Contributing to Paratest
The Web Dev Zone is brought to you in partnership with Mendix. Discover how IT departments looking for ways to keep up with demand for business apps has caused a new breed of developers to surface - the Rapid Application Developer.
I've already written about my experiments with Paratest. Paratest is a PHPUnit wrapper that allows you to run tests written for PHPUnit in parallel, making us of multiple processes running on the same machine. In a world where cycle time is an important metric, trading resources to get the test suite to finish earlier is a net gain; especially when you're stepping on unstable stones and run the suite very often.
Our clock speeds aren't going to increase anymore; you should already know that the direction in which the CPU architectures are heading is to provide multiple cores instead. A PHPUnit process executed serially can get to 100% CPU, while executing two processes can theoretically double your performance, in essence halving the time taken for running your test suite.
Moreover, while unit tests do not touch external resources, integration and end-to-end ones are relying on the response time of a database, network calls (even towards the same machine), files to be written, and so on. This means the CPU is not being fully utilized, because a percentage of the time is spent waiting for these resources to become available or to respond. The presence of an high iowait makes room for a number of processes greater than the number of cores available.
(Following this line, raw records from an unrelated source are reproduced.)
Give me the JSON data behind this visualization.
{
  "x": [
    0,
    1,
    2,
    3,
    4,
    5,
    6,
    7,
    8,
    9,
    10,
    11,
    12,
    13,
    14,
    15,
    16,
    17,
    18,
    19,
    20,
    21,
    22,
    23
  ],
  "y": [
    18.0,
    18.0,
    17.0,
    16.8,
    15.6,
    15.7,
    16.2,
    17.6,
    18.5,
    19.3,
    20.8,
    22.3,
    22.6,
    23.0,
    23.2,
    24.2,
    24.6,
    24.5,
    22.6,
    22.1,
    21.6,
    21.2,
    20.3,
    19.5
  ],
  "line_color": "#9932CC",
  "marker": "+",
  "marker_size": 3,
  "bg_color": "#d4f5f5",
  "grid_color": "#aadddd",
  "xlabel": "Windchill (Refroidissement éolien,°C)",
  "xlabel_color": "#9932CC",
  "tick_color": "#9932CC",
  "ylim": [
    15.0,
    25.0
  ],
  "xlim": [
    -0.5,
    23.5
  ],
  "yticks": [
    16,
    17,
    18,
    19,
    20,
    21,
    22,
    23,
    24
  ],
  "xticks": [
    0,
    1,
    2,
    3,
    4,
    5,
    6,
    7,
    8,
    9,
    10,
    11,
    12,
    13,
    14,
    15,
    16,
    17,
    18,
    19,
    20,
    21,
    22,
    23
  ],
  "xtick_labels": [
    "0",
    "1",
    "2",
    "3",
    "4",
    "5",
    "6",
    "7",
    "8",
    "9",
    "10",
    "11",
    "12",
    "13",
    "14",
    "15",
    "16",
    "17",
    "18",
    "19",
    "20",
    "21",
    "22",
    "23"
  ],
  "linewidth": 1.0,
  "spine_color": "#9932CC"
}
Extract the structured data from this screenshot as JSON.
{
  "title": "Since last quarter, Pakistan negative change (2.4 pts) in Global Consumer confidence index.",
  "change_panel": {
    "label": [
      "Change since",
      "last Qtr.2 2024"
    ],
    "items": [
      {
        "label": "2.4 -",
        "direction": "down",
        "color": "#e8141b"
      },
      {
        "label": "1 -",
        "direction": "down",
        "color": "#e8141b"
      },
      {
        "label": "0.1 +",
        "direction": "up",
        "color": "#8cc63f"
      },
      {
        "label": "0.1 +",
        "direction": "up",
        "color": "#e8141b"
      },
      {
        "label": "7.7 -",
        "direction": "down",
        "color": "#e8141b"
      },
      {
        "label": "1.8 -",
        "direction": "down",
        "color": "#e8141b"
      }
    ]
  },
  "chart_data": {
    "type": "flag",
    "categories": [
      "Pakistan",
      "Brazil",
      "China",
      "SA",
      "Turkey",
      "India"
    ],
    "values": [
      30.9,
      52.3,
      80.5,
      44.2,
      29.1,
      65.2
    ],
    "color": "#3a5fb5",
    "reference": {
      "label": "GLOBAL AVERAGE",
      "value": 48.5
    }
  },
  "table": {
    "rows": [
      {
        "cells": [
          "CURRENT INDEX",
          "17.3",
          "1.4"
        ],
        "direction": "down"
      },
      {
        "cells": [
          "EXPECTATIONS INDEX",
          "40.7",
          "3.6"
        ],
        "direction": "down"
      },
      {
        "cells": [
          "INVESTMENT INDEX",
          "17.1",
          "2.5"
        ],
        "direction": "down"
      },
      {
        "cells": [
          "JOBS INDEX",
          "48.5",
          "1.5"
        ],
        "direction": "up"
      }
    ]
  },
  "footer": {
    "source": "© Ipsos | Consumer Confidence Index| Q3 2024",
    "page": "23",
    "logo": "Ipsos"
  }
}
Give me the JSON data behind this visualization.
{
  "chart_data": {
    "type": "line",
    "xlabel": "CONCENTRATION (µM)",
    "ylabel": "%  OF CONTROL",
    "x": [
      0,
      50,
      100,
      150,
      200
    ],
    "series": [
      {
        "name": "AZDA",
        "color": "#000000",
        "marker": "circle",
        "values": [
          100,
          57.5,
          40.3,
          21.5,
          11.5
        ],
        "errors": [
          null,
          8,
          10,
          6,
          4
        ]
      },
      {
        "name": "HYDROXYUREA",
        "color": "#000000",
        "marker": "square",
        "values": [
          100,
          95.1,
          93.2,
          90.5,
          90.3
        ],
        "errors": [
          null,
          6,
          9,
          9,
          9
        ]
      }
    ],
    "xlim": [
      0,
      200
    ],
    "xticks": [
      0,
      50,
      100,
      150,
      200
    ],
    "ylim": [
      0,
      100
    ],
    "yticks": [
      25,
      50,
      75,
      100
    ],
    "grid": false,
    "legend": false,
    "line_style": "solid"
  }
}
In some cases, the resources you are using do not depend on the local machine, but are provided remotely in unlimited number. Facebook runs tests in parallel on multiple machines, but for an example available to any wallet check out SauceLabs: providing to you many different Selenium Servers from their cloud, so that you can run tests on N different browser instances at the same time.
The thing you have to keep in mind is that tests must be totally independent from each other to be executed. Clearing the whole database before a test or counting the rows of an entire table aren't a suitable option when parallelizing, as tests would interfere with each other.
Paratest delegates to a Runner object the execution of a test suite, and collects log files to aggregate the results into a single count of passed and failed tests (among with other statistics such as assertions, errors and time).
The default runner creates a new php process for each test class (or even test method with the --functional configuration). This is fine for large scale tests that take in the order of tens of seconds to be run, but there is indeed a slow down with unit tests. This decrease in performance is noticeable whenever there is a sizeable PHPUnit bootstrap file, which is executed again for each of the tests.
For this reason, I contributed a new Runner, named WrapperRunner. This Runner executes only a fixed number of processes (which I called Workers, with common terminology) and that take PHPUnit commands on their standard input:
$ bin/phpunit-wrapper phpunit tests/MyTest.php ... phpunit tests/OtherTest.php ...
Since the bootstrap file is require_once()d into the process, it is only executed once for each Worker, so if you have 1000 tests executed in 5 processes it will be executed 5 times instead of 1000. The tests are capable of reusing the same bootstrap because they previously ran serially after a single execution of it: if they are capable of running in parallel at all, they should share the bootstrap flawlessly.
I will probably use Gearman in the future to manage workers as Behat does, but for now this is a very easy-to-install solution: only PHP code.
With this contribution, Paratest gets back to a comparable time to PHPUnit for unit tests, while before it was doubling the (short) time required. The more cores we get, the more this time could go down. The WrapperRunner is currently an open PR.
Another contribution from Dimitris Baltas and that I ported also to the new WrapperRunner regards providing an environment variable named TEST_TOKEN. If tests are using a shared resource such as a database table, they cannot easily run in parallel if they are working on the same data or reading globally, for example counting the documents in a Mongo collection
The TEST_TOKEN shuld be used to map each process to a different instance of the shared resource: for example, a set of schemas database1, database2, ..., database5. The token is guaranteed to be given to a single test at any time in both Runners. This pull request is open too and will be merged into Paratest soon.